Attention is now turning to some key central banks' meetings this week to see what message they deliver
Oliver Mangan: This week could mark the end of the large interest rate hikes

Christine Lagarde, president of the European Central Bank, made direct reference to recession risks as something the central bank would take into consideration in deciding on monetary policy given the impact this would have on the future path of inflation. 

It would appear that the marked slowdown in the pace of global activity and growing risks of recession are beginning to weigh on the policy deliberations of central banks, despite continued very elevated readings for inflation

Both the Reserve Bank of Australia and Bank of Canada delivered smaller-than-expected rate hikes at their recent monetary policy meetings. 

The Bank of England also moved in the past couple of weeks to dampen down market expectations of very aggressive policy tightening by highlighting the severe damage that this would do to the UK economy.

Meanwhile, although the European Central Bank clearly indicated at its meeting last week that further policy tightening is in the pipeline, it sent a strong signal that rates may not rise to the extent priced in by markets, by commenting it had made "substantial progress in withdrawing monetary policy accommodation”. 

The European Central Bank had a significant impact on rate expectations across key markets. Futures contracts now see the ECB deposit rate peaking at 2.75% next year rather than 3%. The anticipated peak in both US and UK rates was also scaled back from 5% to 4.75% in the aftermath of the ECB meeting.

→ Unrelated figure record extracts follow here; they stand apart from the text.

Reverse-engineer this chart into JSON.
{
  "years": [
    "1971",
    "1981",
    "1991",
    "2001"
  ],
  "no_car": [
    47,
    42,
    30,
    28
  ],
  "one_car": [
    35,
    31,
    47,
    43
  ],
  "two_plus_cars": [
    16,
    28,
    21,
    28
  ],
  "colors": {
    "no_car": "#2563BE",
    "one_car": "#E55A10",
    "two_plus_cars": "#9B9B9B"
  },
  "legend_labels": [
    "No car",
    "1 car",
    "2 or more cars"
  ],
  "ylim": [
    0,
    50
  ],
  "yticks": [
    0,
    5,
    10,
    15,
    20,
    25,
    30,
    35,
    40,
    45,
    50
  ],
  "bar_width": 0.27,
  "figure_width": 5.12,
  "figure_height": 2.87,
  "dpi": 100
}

ECB president Christine Lagarde, in her post-meeting press conference, made direct reference to recession risks as something the central bank would take into consideration in deciding on monetary policy given the impact this would have on the future path of inflation. 

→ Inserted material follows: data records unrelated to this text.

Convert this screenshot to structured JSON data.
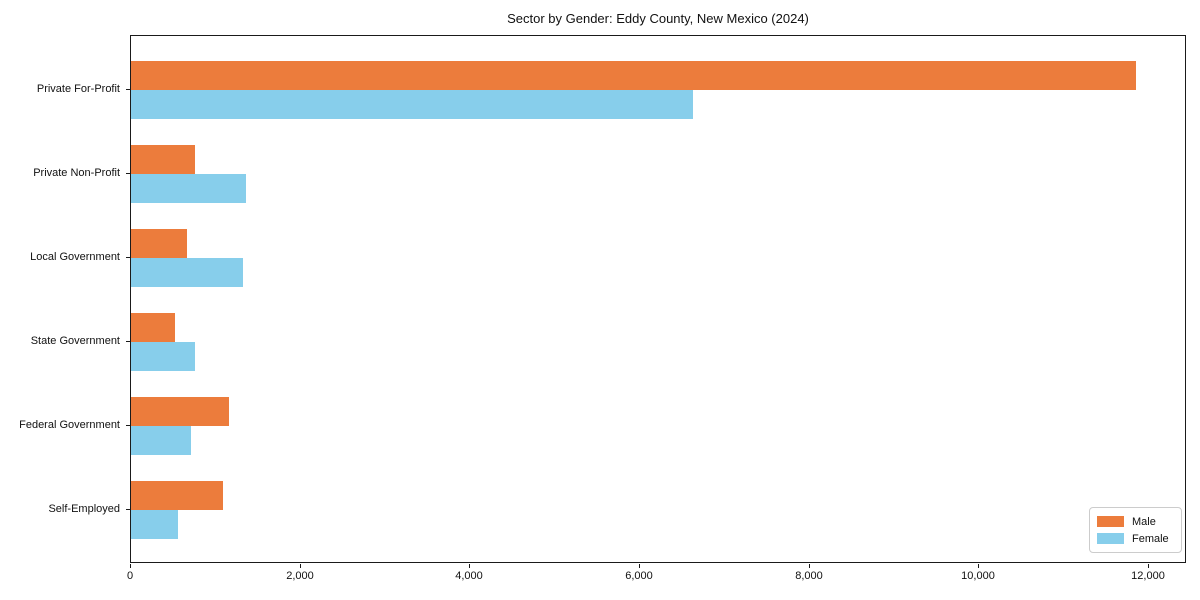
{
  "chart_data": {
    "type": "bar",
    "orientation": "horizontal",
    "title": "Sector by Gender: Eddy County, New Mexico (2024)",
    "categories": [
      "Private For-Profit",
      "Private Non-Profit",
      "Local Government",
      "State Government",
      "Federal Government",
      "Self-Employed"
    ],
    "series": [
      {
        "name": "Male",
        "color": "#EC7C3C",
        "values": [
          11850,
          750,
          660,
          520,
          1150,
          1085
        ]
      },
      {
        "name": "Female",
        "color": "#87CEEB",
        "values": [
          6620,
          1350,
          1320,
          760,
          710,
          555
        ]
      }
    ],
    "xlabel": "",
    "ylabel": "",
    "xlim": [
      0,
      12450
    ],
    "x_ticks": [
      0,
      2000,
      4000,
      6000,
      8000,
      10000,
      12000
    ],
    "x_tick_labels": [
      "0",
      "2,000",
      "4,000",
      "6,000",
      "8,000",
      "10,000",
      "12,000"
    ],
    "grid": false,
    "legend": {
      "position": "lower right",
      "entries": [
        "Male",
        "Female"
      ]
    }
  },
  "colors": {
    "background": "#FFFFFF",
    "spine": "#1A1A1A",
    "text": "#111111",
    "legend_border": "#CCCCCC",
    "male": "#EC7C3C",
    "female": "#87CEEB"
  }
}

She also highlighted that monetary policy operates with a lag so the ECB would also be mindful of the impact the considerable tightening of policy to date will have on activity and inflation.

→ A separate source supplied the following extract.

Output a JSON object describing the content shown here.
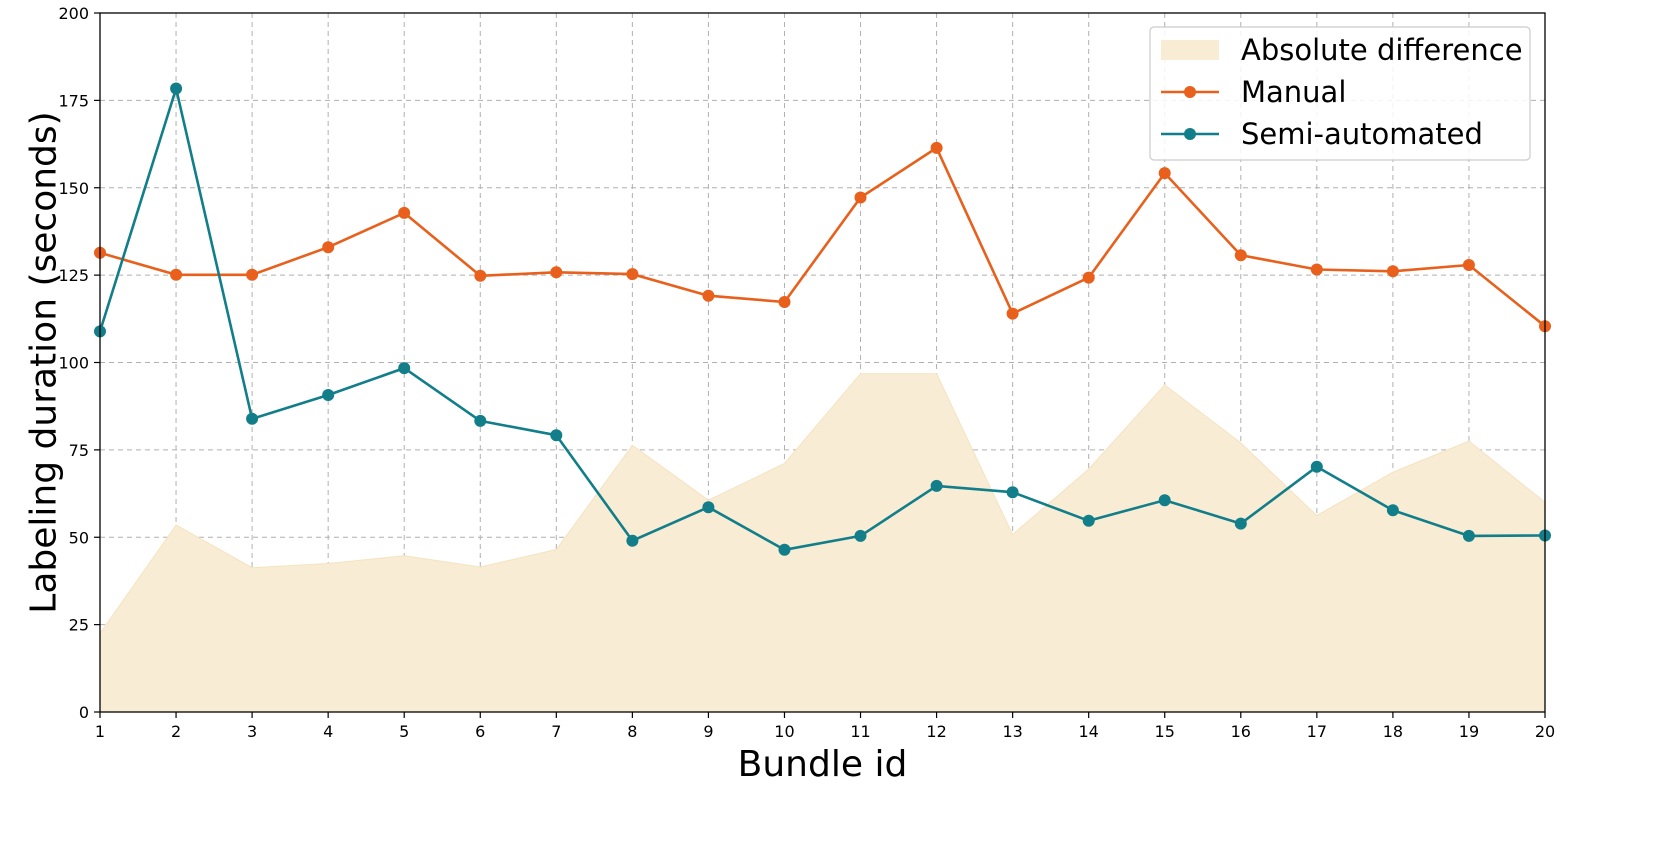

Attention is now turning to some key central banks' meetings this week to see what message they deliver.

The US Federal Reserve is widely expected to raise interest rates by 75 basis points, or three quarters of a point, on Wednesday evening for the fourth consecutive meeting. 

Looking ahead though, recent reports suggest this may be the last 75 basis point hike from the Fed this cycle, with a shift to smaller rate hikes expected in December. 

Participants will be paying close attention to the post-meeting press conference for signals from US Fed chair, Jerome Powell, that the Fed is likely to proceed with smaller rate hikes.

The Bank of England is expected to join the club of central banks who have implemented 75 basis point hikes when it meets on Thursday. 

In September, the Bank of England raised its bank rate by 50 basis points, for the second time. Since then, a badly received UK mini-budget and the many subsequent policy U-turns has complicated the outlook for monetary policy. 

In the aftermath of the British mini-budget, market rate expectations hardened significantly, with UK rates projected to be increased by as much as 1.5% at this week’s meeting, before going on to peak at 6% in 2023.

However, following the appointment of a new prime minister and chancellor, and a significant change in tack on fiscal policy from the government, as well as comments from a number of Bank of England officials, a more modest 75 basis point rate rise is now expected at Thursday’s meeting. 

A move back to smaller hikes is seen thereafter. Thus, this week could mark the end of the large 75 basis point rate hikes.